Studies of social networks since the 20th century have revolved around the mapping of connections between humans. We have come a long way from early studies which involve, in the main, direct observation of the participants themselves.
Online social networks (OSNs) such as Twitter first enabled large scale research in the 2000s; which necessitated a shift in techniques and processing power needed for analysis. Calculations of network statistics — which were hitherto able to be performed on the entirety of the network — had to be adapted to modern networks which are awash with nodes and vertices totalling millions.
With Twitter’s recent pivoting to a “pay-to-play” paradigm, the dearth of data, once easily made available to researchers, has triggered a rethink of the questions we can ask, and methods we can use.

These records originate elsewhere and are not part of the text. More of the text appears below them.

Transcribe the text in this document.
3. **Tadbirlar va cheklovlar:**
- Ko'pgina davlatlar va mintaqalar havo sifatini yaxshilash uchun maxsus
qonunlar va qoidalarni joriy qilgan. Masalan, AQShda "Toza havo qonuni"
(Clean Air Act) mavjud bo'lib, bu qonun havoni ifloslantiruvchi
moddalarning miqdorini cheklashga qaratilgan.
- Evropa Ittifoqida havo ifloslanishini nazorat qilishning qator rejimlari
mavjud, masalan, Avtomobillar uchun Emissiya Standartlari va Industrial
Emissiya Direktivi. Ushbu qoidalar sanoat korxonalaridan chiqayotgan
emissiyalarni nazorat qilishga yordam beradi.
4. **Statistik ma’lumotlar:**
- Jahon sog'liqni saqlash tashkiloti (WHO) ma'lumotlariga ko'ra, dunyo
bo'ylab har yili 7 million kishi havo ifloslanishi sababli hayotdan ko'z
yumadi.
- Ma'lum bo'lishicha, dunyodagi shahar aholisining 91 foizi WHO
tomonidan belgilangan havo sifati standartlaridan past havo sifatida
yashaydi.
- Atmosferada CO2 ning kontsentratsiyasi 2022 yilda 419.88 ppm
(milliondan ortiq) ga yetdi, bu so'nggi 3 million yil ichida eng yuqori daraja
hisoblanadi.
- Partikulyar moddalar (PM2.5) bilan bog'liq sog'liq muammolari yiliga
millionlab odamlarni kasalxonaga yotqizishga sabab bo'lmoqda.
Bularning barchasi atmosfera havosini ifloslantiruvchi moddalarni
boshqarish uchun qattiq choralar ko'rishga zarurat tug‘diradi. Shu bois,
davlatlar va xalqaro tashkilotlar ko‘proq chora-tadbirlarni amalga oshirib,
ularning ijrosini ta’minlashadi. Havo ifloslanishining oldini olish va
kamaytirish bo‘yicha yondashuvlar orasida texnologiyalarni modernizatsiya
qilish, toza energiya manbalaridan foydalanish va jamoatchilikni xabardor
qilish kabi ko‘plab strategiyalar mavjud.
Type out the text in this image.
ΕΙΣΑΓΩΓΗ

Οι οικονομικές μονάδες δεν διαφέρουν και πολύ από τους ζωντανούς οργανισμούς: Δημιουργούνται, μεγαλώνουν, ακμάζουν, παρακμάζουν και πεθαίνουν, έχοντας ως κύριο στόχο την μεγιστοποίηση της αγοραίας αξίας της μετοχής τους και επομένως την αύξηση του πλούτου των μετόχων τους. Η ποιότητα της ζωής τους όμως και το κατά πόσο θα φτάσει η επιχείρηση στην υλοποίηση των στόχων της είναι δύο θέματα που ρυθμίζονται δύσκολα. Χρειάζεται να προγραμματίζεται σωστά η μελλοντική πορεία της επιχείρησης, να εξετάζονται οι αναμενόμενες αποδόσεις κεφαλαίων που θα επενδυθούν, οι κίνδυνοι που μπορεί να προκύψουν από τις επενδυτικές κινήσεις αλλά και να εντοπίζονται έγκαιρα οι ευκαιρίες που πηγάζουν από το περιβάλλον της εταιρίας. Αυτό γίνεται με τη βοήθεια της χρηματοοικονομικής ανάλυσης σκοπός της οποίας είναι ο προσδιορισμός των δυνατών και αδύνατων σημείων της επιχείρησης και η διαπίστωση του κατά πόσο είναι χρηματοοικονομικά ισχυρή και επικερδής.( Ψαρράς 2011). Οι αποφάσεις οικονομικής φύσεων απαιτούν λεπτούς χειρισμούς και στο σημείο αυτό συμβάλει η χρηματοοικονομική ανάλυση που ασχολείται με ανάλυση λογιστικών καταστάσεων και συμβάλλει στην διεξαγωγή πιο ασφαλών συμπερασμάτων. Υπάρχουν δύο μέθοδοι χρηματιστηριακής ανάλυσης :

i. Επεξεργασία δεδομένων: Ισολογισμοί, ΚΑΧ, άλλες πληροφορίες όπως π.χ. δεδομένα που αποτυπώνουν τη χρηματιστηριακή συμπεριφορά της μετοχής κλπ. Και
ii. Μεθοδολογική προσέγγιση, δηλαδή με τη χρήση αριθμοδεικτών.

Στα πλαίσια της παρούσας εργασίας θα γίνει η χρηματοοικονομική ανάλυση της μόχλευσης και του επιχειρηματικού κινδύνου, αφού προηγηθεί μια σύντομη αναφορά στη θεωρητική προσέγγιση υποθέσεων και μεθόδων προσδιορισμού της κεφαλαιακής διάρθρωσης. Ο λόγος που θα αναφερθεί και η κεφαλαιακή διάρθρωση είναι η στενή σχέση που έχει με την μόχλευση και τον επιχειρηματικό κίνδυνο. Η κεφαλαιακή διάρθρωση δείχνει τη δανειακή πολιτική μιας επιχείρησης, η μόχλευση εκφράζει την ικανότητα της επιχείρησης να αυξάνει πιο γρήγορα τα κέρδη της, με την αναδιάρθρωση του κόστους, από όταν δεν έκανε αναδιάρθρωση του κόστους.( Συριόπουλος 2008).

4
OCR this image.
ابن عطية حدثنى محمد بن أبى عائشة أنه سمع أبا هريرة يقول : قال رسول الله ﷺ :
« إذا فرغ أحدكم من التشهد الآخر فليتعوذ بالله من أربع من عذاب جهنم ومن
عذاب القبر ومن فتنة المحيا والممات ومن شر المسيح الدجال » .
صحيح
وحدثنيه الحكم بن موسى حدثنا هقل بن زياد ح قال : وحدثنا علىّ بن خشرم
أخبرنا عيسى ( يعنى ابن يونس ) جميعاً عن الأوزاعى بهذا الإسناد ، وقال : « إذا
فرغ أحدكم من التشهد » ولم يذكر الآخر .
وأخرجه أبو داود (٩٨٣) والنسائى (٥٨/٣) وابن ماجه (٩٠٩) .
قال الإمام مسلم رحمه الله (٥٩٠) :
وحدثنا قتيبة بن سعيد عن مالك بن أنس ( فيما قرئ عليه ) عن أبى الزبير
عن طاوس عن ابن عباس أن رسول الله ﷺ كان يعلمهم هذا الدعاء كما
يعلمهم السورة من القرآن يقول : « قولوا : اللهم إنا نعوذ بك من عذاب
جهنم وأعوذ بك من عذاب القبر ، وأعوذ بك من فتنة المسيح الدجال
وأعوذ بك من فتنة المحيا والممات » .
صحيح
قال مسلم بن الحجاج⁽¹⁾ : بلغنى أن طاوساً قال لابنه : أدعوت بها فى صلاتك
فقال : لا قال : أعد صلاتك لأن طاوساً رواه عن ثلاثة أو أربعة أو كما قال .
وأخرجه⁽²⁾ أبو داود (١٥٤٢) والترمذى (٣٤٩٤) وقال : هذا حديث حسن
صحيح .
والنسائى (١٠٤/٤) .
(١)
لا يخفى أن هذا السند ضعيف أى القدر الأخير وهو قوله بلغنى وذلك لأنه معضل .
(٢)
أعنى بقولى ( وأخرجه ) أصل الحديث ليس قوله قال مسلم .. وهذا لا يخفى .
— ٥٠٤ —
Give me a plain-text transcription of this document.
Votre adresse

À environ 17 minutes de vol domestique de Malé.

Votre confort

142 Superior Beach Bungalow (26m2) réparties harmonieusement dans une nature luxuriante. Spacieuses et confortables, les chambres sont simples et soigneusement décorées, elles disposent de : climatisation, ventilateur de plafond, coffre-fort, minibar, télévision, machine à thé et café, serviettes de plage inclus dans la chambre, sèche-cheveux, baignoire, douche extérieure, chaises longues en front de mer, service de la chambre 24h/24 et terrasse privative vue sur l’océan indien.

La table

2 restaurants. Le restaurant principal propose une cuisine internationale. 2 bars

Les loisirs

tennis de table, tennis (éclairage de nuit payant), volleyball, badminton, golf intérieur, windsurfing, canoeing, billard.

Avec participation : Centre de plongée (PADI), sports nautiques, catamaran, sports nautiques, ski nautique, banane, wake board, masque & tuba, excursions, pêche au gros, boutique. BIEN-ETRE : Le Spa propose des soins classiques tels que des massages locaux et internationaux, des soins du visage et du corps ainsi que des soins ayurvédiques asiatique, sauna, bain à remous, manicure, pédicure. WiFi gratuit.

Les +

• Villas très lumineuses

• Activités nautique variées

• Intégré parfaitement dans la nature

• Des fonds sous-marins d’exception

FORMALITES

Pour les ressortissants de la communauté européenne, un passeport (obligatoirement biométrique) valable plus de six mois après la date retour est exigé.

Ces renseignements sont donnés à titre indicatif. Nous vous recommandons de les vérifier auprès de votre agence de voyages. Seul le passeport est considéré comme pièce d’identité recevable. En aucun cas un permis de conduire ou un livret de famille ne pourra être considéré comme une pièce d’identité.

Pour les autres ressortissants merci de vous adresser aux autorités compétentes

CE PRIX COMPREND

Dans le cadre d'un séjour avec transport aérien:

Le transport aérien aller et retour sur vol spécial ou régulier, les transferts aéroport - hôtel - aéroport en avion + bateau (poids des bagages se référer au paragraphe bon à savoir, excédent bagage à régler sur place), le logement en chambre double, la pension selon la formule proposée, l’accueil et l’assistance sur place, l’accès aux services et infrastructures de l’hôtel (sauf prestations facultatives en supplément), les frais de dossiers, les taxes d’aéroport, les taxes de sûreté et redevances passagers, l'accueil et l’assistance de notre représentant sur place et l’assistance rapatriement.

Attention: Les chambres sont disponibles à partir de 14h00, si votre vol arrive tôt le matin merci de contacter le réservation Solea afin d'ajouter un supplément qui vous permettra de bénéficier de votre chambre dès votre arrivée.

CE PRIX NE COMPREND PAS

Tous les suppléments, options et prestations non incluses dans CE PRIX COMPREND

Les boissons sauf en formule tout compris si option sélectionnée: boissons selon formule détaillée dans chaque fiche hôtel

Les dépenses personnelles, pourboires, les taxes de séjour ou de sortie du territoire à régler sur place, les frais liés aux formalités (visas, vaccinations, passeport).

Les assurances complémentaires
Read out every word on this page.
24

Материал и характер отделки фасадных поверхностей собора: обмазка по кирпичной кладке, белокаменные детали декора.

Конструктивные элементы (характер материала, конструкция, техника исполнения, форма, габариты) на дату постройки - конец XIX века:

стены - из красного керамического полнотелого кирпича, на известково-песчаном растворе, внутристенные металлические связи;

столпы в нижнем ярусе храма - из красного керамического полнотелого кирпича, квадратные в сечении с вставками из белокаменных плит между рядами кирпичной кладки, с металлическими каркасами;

In this talk, I will highlight these, and other, challenges – from my experience and that of peers in the field of social network analysis. I will posit three open challenges (or, opportunities!) with OSNs (“three A’s”) that are left wanting for more answers, which we as interdisciplinary researchers are positioned to answer.
Firstly: the shift from OSNs from small-scale symmetric to large-scale asymmetric. Second: the algorithms powering social networks with an “optimising for engagement” paradigm, which need not be in the interests of end users. Third: Audacious (or adverse) design choices, designed again to promote engagement — from the red dot on one’s notifications, to the relative ease of mindlessly resharing content — working in tandem with the prior two challenges.
I will highlight current approaches used in the field: techniques which allow us to look at the three A’s, to supplement extant research, from existentialism to ethnography. Then, I will review examples of how philosophers and data/computer scientists can co-create techniques to make inquiry accessible to allied researchers. Finally, with the dearth of free data sources, I explore ways to further research on OSNs.